From the moment the next-generation NASCAR Cup Series car pulled out of the garage on Monday afternoon on the Charlotte Motor Speedway Roval, everyone in attendance knew this was unlike anything in the history of the discipline.

It simply sounded different, that feature thanks to a split exhaust unlike the current car, which uses a crossover pipe.

But it’s more than just the audiovisual aesthetics, the Next-Gen is a different machine inside and out. The car features independent rear suspension, a departure from the tried and true solid axle rear suspension.

The car has 18” wheels and lower profile tires.

It features a sequential shifter instead of the traditional H pattern, the overall package more closely resembling elements of a sports car with stock car overtures.

For the first time ever, two of these cars shared the track at the same time, with the car nearing its 2022 debut during Daytona Speedweeks — following a one-year delay due to the pandemic.

But the extra year will allow NASCAR to finetune its new platform with tests like the one conducted on Monday at Charlotte with Kurt Busch and Martin Truex Jr. behind the wheel.

Busch, driving a Chevrolet powered car named Prototype 3 prepared by Richard Childress Racing, likened the experience to the “first day of school” due to how radically different the experience was from the status quo.

“With the sequential gearbox, that’s the most fun,” Busch said. “I love shifting through the gears. Sequentially, you have to go second, third, fourth, fifth, and then you have to go back fourth, third, second. It’s not your typical H-pattern that we’ve had. So, this gearbox is fun to drive.

“The brakes are much bigger, and the car can stop a lot quicker.”

Busch called the experience “fun, exciting and different.”

Truex was driving a Ford powered car prepared by the Action Express IMSA team, with noticeable visual differences between how the car was prepared, mostly in terms of where the vents were placed.
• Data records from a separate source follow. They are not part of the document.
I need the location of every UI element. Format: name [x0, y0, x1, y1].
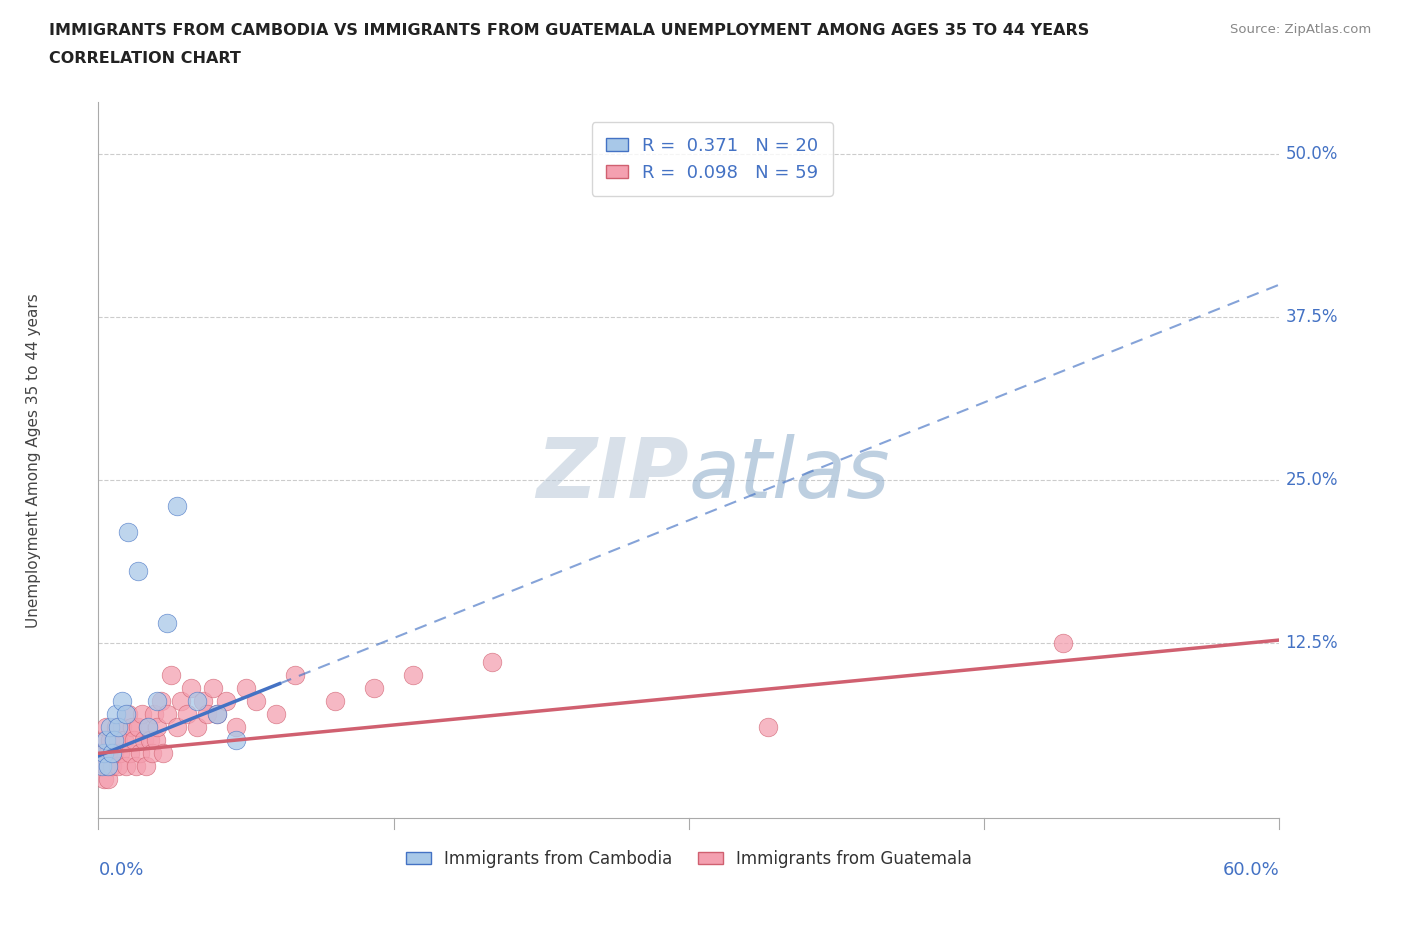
- Point: [284, 668, 307, 683]
- Point: [186, 720, 208, 735]
- Point: [98, 733, 121, 748]
- Point: [118, 746, 141, 761]
- Point: [115, 759, 138, 774]
- Point: [121, 720, 143, 735]
- Point: [205, 707, 228, 722]
- Point: [201, 681, 224, 696]
- Point: [225, 733, 247, 748]
- Point: [205, 707, 228, 722]
- Text: Unemployment Among Ages 35 to 44 years: Unemployment Among Ages 35 to 44 years: [25, 293, 41, 628]
- Point: [142, 707, 165, 722]
- Point: [245, 694, 267, 709]
- Text: 0.0%: 0.0%: [98, 861, 143, 880]
- Point: [160, 668, 183, 683]
- Point: [117, 707, 139, 722]
- Text: IMMIGRANTS FROM CAMBODIA VS IMMIGRANTS FROM GUATEMALA UNEMPLOYMENT AMONG AGES 35: IMMIGRANTS FROM CAMBODIA VS IMMIGRANTS F…: [49, 23, 1090, 38]
- Point: [107, 759, 129, 774]
- Point: [170, 694, 193, 709]
- Point: [166, 720, 188, 735]
- Point: [152, 746, 174, 761]
- Legend: Immigrants from Cambodia, Immigrants from Guatemala: Immigrants from Cambodia, Immigrants fro…: [399, 844, 979, 874]
- Point: [138, 733, 160, 748]
- Point: [97, 759, 120, 774]
- Point: [127, 720, 149, 735]
- Text: 25.0%: 25.0%: [1285, 471, 1339, 489]
- Point: [180, 681, 202, 696]
- Point: [481, 655, 503, 670]
- Text: 37.5%: 37.5%: [1285, 308, 1339, 326]
- Point: [98, 720, 121, 735]
- Text: 50.0%: 50.0%: [1285, 145, 1337, 164]
- Point: [97, 772, 120, 787]
- Point: [136, 720, 159, 735]
- Point: [117, 525, 139, 539]
- Point: [146, 694, 169, 709]
- Point: [402, 668, 425, 683]
- Text: Source: ZipAtlas.com: Source: ZipAtlas.com: [1230, 23, 1371, 36]
- Point: [131, 707, 153, 722]
- Point: [108, 746, 131, 761]
- Point: [103, 733, 125, 748]
- Point: [127, 564, 149, 578]
- Point: [115, 707, 138, 722]
- Point: [145, 733, 167, 748]
- Point: [93, 772, 115, 787]
- Point: [1052, 635, 1074, 650]
- Point: [96, 733, 118, 748]
- Point: [111, 720, 134, 735]
- Point: [128, 746, 150, 761]
- Point: [136, 720, 159, 735]
- Point: [225, 720, 247, 735]
- Point: [363, 681, 385, 696]
- Point: [96, 759, 118, 774]
- Point: [166, 498, 188, 513]
- Point: [146, 720, 169, 735]
- Point: [103, 746, 125, 761]
- Point: [191, 694, 214, 709]
- Point: [101, 746, 124, 761]
- Text: 12.5%: 12.5%: [1285, 633, 1339, 652]
- Point: [97, 746, 120, 761]
- Point: [176, 707, 198, 722]
- Point: [93, 733, 115, 748]
- Point: [91, 759, 114, 774]
- Point: [156, 707, 179, 722]
- Point: [89, 759, 111, 774]
- Point: [96, 720, 118, 735]
- Point: [107, 720, 129, 735]
- Point: [186, 694, 208, 709]
- Point: [264, 707, 287, 722]
- Point: [235, 681, 257, 696]
- Point: [101, 759, 124, 774]
- Text: CORRELATION CHART: CORRELATION CHART: [49, 51, 240, 66]
- Point: [105, 720, 128, 735]
- Point: [105, 707, 128, 722]
- Point: [756, 720, 779, 735]
- Point: [112, 733, 135, 748]
- Point: [91, 746, 114, 761]
- Point: [141, 746, 163, 761]
- Point: [156, 616, 179, 631]
- Point: [195, 707, 218, 722]
- Point: [125, 759, 148, 774]
- Point: [122, 733, 145, 748]
- Point: [132, 733, 155, 748]
- Text: 60.0%: 60.0%: [1223, 861, 1279, 880]
- Point: [323, 694, 346, 709]
- Point: [107, 733, 129, 748]
- Point: [150, 694, 173, 709]
- Point: [135, 759, 157, 774]
- Point: [111, 694, 134, 709]
- Text: ZIP: ZIP: [536, 434, 689, 515]
- Point: [215, 694, 238, 709]
- Point: [93, 746, 115, 761]
- Text: atlas: atlas: [689, 434, 890, 515]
“There are so many differences about the way these cars are built from our style of racing or racing stock cars in general,” Truex said. “It’s going to be a huge learning curve for everyone, but when the car is balanced well, it feels really, really similar to what we have now. That’s a good thing. This is a slow road course.”

The cars will test again with the same two drivers on the oval configuration on Wednesday. That session will include several side-by-side restarts to see how the cars handle in dirty air.

“To see how it feels on the fast oval Wednesday will be a real eye-opener,” Truex added.

As for the Roval tests, the cars were lapping in the 84 second range, comparable to what the current generation cars race pace on Oct. 11. It was several seconds slower than the 2019 race which was conducted using high downforce.